Dinger and Rother went their separate ways after NEU! 75. Rother continued to work with Harmonia and eventually embarked on a solo career. Dinger re-grouped with Hans Lampe, sibling Thomas and others as La Düsseldorf. The band split in 1983 after three albums, with everything coming to an undignified, litigious end as even the brothers squared off in court over money. Undeterred, Dinger pressed on with a series of band-based ventures: Klaus Dinger & Rheinita Bella Düsseldorf, Die Engel des Herrn and La! NEU?
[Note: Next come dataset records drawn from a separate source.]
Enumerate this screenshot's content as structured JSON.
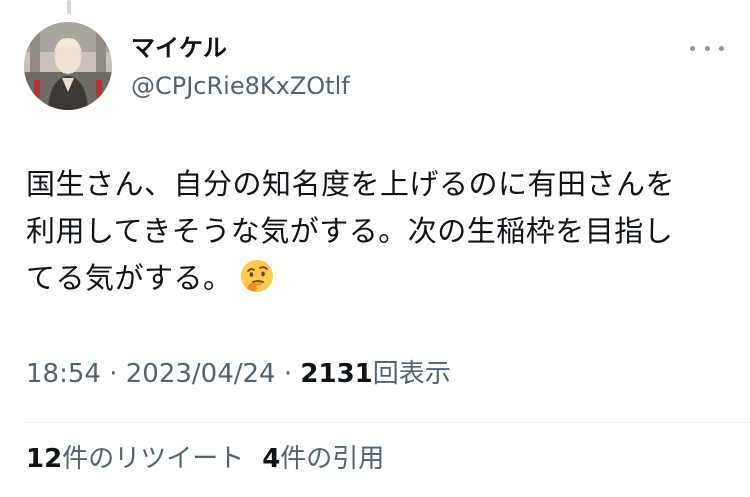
{
  "user": {
    "display_name": "マイケル",
    "handle": "@CPJcRie8KxZOtlf"
  },
  "more_icon": "more-horizontal-icon",
  "tweet": {
    "lines": [
      "国生さん、自分の知名度を上げるのに有田さんを",
      "利用してきそうな気がする。次の生稲枠を目指し",
      "てる気がする。"
    ],
    "emoji": "thinking-face"
  },
  "meta": {
    "time": "18:54",
    "separator": "·",
    "date": "2023/04/24",
    "views_count": "2131",
    "views_label": "回表示"
  },
  "stats": {
    "retweets_count": "12",
    "retweets_label": "件のリツイート",
    "quotes_count": "4",
    "quotes_label": "件の引用"
  },
  "colors": {
    "text": "#0f1419",
    "secondary": "#536471",
    "divider": "#eff3f4"
  }
}
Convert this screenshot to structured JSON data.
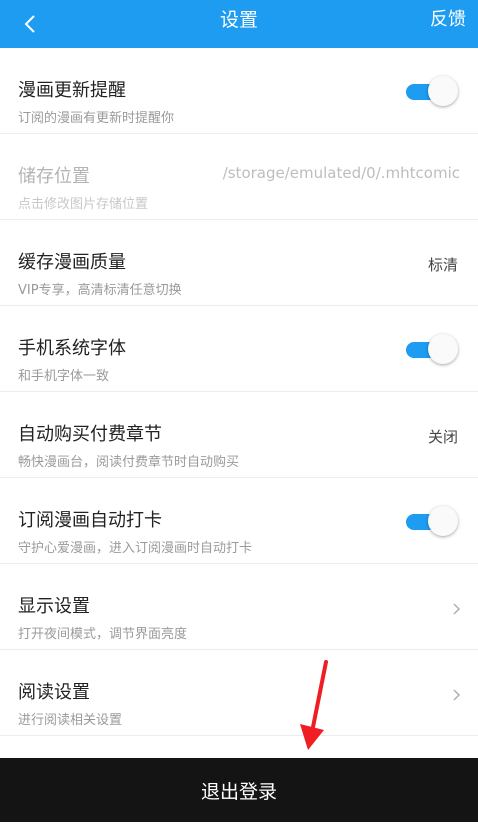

Solo work notwithstanding, between October 1985 and April 1986, the pair did reconvene occasionally for sessions, with a view to recording another NEU! album. That record — NEU! 4 — arrived almost a decade later, after Dinger made tapes of the sessions available to the Japanese label Captain Trip (without Rother’s approval). Given that this was an essentially unfinished project released only in Japan, a record that one of the bandmembers didn’t intend to be heard, its status as an official NEU! release is questionable. (Even Dinger himself has referred to NEU! 4 as “semi-official” and claims to be “not very happy with it.”) The album neither breaks interesting new ground nor matches past glories. Tracks like “Schöne Welle” (“Beautiful Wave”) have a good deal in common with Rother’s solo ventures, while “Good Life” recalls Dinger’s work with La Düsseldorf; his art-terrorist side comes out in “86 Commercial Trash,” a collage of soundbytes from TV ads. Conny Plank and his arbitration skills are sorely missed, and only a few numbers (such as “Fly Dutch II” and “Crazy”) hint at NEU!’s former greatness. At the other end of the spectrum, some of this material comes perilously close to ’80s synthesized music at its most banal. In 1996, NEU! ’72 Live! in Düsseldorf appeared on the Captain Trip label, again without Rother’s permission. It’s a poor quality recording of a rehearsal with Eberhard Kranemann on bass. The most constructive way to characterize the record is to say that it documents the difficulties NEU! encountered as a live act. These two releases would have made for a disappointing epitaph as NEU!’s official albums languished in legal limbo, circulating only as bootlegs. However, after a series of lawsuits and on-and-off negotiations among Rother, Dinger and various labels, in 2001 their first three albums received an official reissue. (An ironic footnote: In response to queries after the release of the CDs, Astralwerks put out a statement assuring listeners that there were no errors on NEU! and NEU! 2; people who had previously owned the bootleg versions were reportedly surprised to hear sound dropouts, scratches and skips on the new CDs. It seems that in preparing their versions, fastidious bootleggers had edited out what they believed to be flaws on the originals.)